Le ultime 18 buche - con una certa fatica nelle gambe di tutti i contendenti - offrivano un gran bel finale al Deutsche Bank e a 9 buche dal termine ancora 14 giocatori erano in lizza per il successo finale, tra i quali Angel Cabrera, il campione Open degli Stati Uniti Michael Campbell, il coreano Mr. Choi ed un sorprendentemente «giovane» Berhard Langer. L’argentino Cabrera si scatenava sulle ultime 9 buche e riusciva a portarsi al comando con tre volpi di vantaggio che si riducevano a due quanto subiva il bogey alla 18 mentre Fasth, in ultima partita, siglava un birdie alla 13 per ridurre a due lunghezze lo svantaggio. Dredge cedeva, così come Stenson, Campbell e in parte anche Lawrie, mentre Langer perdeva un colpo proprio all’ultima buca. Con Cabrera leader nel club-house in trepida attesa - e conscio che il colpo perso sull’ultimo green metteva a rischio il suo secondo successo stagionale dopo il Bmw Championship - un Fasth ispirato trovava il birdie ai due par 5 finali prima di salvare miracolosamente il par alla 18. Era spareggio. Al terzo tentativo Fasth imbucava per il birdie e faceva suo un torneo che, come detto, è stato tra i più avvincenti della stagione. Più che buona la 14ª posizione di Canonica che risale nei primi cento nell’ordine di merito e buon riscatto finale - in 70 colpi - di Tadini che è terminato 43°.

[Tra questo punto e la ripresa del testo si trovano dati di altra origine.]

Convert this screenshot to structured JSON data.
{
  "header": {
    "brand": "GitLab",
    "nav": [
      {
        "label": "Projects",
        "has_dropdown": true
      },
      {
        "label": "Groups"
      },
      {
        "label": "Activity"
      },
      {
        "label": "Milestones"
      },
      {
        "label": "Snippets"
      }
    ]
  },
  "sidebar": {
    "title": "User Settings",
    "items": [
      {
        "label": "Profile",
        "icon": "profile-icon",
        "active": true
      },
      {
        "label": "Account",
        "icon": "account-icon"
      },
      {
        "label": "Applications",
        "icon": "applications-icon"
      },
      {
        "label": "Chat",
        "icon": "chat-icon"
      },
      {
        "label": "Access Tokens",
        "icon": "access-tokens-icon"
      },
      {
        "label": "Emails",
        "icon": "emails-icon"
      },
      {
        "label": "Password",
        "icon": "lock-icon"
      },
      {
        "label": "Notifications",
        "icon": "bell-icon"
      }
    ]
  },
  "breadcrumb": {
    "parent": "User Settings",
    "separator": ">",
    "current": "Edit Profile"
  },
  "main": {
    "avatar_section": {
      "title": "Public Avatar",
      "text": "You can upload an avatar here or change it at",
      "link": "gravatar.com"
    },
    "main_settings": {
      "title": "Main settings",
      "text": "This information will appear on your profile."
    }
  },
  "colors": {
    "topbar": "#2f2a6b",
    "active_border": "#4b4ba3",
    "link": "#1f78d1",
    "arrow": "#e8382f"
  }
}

Nel Senior British Open ad Aberdeen in Scozia, tabellone da grande evento con Tom Watson vincitore dopo la terza buca di play-off nei confronti dell’irlandese Des Smith e davanti a tre big quali Greg Norman, Craig Stadler e Loren Roberts. Calì è terminato 16° dopo essere stato nelle posizioni alte di classifica.
Negli Stati Uniti, vittoria del giovane Ben Crane nello Us Bank Championship nel quale è andato al comando già dalla prima giornata.